The statistics of mass shootings in the US are enough to make anyone’s hair stand on end, including Americans: 119 since 2018, with 27 in 2022 already. Also, last year, almost 250 people were targets of such gun-toting killers, up 50 percent from 2020. In a Pew survey some 94 percent of Americans even admitted to guns being a “problem”, but only just over half of them wanted stricter gun laws! Why does the right to bear arms remain so bafflingly important for Americans?

The concept predated the US Constitution and came to be when the newly-independent but “united states” adopted British common law which also had that proviso, albeit due to totally different reasons. Thereafter, a citizen’s right to “keep and bear arms” was reinforced by the Second Amendment way back in 1791 and several judgments by US courts at all levels though the world and its attitudes to guns, colonialism and violence has changed so much.
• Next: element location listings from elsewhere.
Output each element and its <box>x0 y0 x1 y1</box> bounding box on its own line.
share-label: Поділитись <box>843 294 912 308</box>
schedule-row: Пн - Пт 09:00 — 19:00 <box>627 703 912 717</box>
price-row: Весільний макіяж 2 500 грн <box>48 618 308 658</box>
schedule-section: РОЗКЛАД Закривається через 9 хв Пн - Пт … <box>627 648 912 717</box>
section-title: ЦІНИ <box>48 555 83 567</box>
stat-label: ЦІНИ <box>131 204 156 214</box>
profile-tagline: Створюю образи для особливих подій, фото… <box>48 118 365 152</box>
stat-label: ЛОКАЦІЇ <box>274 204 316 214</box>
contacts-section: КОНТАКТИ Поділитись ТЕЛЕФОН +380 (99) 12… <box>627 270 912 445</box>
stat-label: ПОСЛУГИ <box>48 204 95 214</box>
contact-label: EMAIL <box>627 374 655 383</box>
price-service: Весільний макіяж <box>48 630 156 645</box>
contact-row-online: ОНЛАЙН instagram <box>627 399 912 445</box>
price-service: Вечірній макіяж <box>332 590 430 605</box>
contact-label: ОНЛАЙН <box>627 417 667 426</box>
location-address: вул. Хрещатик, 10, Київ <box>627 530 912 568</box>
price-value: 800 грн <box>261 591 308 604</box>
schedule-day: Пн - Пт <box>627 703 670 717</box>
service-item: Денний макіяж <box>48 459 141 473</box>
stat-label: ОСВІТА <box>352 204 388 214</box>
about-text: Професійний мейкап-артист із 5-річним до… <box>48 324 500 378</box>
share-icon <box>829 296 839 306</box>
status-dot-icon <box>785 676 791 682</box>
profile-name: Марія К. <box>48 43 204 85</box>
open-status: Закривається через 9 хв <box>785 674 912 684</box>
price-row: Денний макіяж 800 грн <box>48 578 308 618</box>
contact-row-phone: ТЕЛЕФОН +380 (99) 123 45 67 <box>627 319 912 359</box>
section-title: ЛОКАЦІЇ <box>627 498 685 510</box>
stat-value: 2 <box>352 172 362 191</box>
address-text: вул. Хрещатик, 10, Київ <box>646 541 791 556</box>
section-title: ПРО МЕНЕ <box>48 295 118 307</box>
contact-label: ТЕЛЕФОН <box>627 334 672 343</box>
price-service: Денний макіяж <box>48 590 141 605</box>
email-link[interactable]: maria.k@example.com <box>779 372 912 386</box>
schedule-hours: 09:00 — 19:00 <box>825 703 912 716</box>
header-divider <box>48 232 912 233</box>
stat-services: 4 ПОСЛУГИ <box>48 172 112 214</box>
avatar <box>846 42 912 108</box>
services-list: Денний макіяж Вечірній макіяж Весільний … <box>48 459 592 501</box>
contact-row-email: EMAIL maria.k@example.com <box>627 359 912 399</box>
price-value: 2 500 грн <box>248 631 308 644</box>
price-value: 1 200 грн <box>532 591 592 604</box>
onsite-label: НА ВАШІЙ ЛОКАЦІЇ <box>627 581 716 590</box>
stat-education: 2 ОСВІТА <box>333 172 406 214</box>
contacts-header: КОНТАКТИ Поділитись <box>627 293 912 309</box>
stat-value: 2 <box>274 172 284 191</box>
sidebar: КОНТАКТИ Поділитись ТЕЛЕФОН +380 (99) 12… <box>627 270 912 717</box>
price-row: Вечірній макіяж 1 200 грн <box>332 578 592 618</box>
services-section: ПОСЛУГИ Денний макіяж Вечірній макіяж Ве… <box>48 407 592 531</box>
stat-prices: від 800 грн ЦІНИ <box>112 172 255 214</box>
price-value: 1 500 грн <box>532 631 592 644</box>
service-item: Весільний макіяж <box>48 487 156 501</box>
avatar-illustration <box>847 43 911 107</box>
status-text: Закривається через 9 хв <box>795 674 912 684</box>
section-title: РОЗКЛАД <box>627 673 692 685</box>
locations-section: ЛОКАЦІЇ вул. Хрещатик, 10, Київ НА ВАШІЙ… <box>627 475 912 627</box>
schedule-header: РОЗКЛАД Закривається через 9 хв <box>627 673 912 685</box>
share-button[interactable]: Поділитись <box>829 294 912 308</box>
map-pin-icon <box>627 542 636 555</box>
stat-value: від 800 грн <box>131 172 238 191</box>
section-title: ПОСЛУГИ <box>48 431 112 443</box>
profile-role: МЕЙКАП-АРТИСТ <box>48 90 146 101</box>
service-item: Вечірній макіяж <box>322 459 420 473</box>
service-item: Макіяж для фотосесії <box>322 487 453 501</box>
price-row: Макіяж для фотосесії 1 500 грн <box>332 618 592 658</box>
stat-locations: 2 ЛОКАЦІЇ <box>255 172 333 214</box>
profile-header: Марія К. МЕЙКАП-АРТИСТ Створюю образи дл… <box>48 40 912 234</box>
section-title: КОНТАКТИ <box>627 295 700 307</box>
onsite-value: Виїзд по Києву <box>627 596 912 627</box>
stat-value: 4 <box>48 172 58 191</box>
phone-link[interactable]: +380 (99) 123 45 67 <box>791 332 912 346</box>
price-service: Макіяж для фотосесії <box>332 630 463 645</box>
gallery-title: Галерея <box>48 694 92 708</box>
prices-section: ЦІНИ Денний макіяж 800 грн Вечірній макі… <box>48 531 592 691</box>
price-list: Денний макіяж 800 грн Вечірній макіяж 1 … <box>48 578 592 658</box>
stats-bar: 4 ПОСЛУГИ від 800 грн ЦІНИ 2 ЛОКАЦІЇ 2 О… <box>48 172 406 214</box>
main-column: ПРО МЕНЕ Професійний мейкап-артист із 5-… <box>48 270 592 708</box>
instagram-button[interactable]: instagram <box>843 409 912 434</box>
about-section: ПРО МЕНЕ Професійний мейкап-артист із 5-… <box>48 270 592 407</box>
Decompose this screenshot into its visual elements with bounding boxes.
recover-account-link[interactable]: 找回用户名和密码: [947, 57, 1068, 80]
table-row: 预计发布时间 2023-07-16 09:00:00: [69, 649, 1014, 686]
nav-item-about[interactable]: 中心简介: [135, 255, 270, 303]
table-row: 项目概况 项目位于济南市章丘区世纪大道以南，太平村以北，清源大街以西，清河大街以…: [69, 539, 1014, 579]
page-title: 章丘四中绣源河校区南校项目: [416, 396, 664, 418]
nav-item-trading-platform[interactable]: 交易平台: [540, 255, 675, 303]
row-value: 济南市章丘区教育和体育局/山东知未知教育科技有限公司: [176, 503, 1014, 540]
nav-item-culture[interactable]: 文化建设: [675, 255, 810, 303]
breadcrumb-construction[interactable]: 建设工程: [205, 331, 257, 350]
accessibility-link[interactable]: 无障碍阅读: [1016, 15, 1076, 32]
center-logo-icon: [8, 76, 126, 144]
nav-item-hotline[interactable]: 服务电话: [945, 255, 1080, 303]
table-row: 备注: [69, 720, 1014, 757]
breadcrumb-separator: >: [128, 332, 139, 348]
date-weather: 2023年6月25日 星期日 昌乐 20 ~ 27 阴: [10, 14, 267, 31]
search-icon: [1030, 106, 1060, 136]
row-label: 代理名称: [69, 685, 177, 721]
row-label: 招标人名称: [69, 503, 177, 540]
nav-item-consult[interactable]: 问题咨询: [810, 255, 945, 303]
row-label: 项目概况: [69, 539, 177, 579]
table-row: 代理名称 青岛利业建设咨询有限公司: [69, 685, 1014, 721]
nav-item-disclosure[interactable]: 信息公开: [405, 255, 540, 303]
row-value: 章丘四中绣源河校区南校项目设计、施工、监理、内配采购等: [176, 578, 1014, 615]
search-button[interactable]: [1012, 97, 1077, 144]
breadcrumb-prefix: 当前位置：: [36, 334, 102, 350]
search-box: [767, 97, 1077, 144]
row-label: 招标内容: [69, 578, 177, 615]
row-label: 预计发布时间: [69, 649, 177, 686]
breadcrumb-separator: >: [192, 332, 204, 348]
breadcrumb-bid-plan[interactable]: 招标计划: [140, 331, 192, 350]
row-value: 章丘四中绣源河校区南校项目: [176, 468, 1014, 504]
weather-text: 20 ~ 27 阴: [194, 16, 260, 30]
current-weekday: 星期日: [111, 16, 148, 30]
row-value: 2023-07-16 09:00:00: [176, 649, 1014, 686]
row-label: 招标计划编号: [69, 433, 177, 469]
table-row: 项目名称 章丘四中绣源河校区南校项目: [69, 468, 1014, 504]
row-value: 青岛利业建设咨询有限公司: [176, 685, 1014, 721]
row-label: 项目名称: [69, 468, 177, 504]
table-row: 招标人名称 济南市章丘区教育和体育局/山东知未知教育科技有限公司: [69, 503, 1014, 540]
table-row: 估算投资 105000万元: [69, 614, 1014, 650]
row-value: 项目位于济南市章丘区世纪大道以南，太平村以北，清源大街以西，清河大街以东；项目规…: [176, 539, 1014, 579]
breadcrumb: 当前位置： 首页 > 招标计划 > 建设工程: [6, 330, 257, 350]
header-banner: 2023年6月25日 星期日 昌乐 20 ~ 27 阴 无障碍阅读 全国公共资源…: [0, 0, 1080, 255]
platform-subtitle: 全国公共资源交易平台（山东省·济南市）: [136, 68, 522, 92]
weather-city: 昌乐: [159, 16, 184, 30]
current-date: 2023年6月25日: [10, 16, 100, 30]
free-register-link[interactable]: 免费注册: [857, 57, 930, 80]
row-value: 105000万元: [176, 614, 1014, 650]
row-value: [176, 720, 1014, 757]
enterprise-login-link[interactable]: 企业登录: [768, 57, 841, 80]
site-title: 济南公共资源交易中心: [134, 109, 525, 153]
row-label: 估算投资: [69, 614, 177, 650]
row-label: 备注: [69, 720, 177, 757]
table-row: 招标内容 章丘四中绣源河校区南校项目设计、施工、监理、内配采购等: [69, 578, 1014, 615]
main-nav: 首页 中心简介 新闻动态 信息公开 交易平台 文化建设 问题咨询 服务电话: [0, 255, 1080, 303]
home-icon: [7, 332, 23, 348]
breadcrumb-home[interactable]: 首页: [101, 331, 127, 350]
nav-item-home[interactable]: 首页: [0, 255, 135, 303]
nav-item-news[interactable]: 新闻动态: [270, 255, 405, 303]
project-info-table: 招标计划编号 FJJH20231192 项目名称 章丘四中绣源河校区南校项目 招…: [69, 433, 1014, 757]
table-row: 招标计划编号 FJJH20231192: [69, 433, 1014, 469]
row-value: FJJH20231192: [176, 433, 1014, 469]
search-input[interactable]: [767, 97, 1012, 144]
So there must be more to this shibboleth. Part of the answer is seen in what late Senator Orrin Hatch as chairman of the Senate Judiciary Subcommittee on the Constitution stated in the Right to Keep and Bear Arms report: “When our ancestors forged a land ‘conceived in liberty’, they did so with musket and rifle. When they reacted to attempts to dissolve their free institutions, and established their identity as a free nation, they did so as a nation of armed freemen.”

Thus, settling issues with guns and brute force has had historical and polemical sanction in the US, and have been subliminally passed down the generations as a matter of personal privilege, embodied in the right to bear arms — and presumably to use them to resolve disputes. Shooting vast numbers of fellow human beings due to some perceived infringement of personal happiness or advancement then may not seem all that outrageous to (far too) many Americans.

Change has to come from within: Americans have to face up to the violence of the US’ birth — which included the systematic elimination of Native American tribes by guns rather than peaceful co-existence. The US has to mindfully repudiate the “musket and rifle” philosophy as indefensible and unacceptable today. Only a “truth and reconciliation” movement and change of mindset can give ballast to a move to repeal the Second Amendment and curb personal arms sales.

The author is a freelance writer. Views expressed are personal.